Excerpts from analyst's report
Good set of results in-line with estimates.Concluding its first full-year results, Soilbuild REIT delivered a DPU (dividend per unit) of 6.2c, 3.8% higher than that the IPO forecast.
Manageable refinancing and interest rate risks. Soilbuild REIT termed out its debt profile, with approximately the same amount of debt expiring each year over 2015-2018. At the same time, 80% of total debt is hedged with interest rate swaps. With the interest rate environment remaining favourable, in the near-term we do not foresee significant increase in the cost of debt.

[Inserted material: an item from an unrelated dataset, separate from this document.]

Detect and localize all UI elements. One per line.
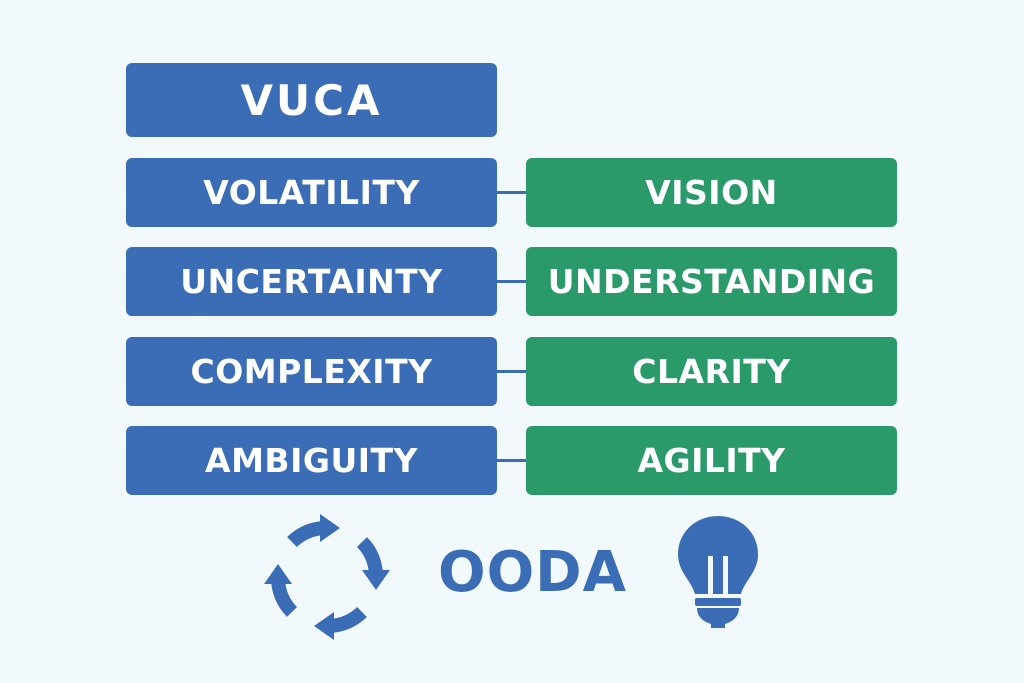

Potential impact from JTC proposed rent revision. Soilbuild REIT is contesting the proposed revision in land rent and subterranean rent that would increase the rent payable on Solaris by S$3.5m p.a., as the manager believes it has a strong case.

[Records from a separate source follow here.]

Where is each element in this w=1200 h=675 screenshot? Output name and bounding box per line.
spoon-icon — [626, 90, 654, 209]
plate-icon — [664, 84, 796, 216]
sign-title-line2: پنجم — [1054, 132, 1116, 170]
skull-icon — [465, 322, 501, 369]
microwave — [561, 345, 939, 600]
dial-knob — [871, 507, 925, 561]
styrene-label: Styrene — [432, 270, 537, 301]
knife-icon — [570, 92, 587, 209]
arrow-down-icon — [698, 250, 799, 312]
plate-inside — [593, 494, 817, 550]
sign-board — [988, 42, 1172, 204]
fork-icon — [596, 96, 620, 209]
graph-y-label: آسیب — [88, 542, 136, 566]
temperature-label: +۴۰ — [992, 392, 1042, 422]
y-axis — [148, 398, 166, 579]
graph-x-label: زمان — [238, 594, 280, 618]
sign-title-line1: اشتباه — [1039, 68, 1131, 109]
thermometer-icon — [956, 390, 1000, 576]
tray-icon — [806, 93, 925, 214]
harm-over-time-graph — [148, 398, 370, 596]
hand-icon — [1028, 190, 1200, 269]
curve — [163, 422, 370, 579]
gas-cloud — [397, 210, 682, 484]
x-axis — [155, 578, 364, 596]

If the ruling is not favourable, our FY15-17 DPU forecast remains unchanged till 15 Aug 2018 as Solaris is under a triple net lease which passes through the land rent. However, the fall in DPU thereafter would result in the DDM-derived fair value falling to S$0.90, based on our estimates.
Maintain BUY with 8.0% FY15 yield in sight. Even after factoring conservative assumptions (fall in occupancy, increases in financing costs) which weighed on our DPU estimates in FY15-17, we estimate 29% upside (incl dividends) with a DDM-derived fair value of S$0.95. In the event that the JTC land rent on Solaris is increased, the corresponding fall in DDM-derived fair value to S$0.90 still puts Soilbuild REIT with an attractive 22% upside potential (incl dividends).
If the European Central Bank does not disappoint in delivering QE, we think this may provide Soilbuild REIT with a catalyst to realize its fair value, while we note that the average REIT has already seen ~3% increase in share price over the past week.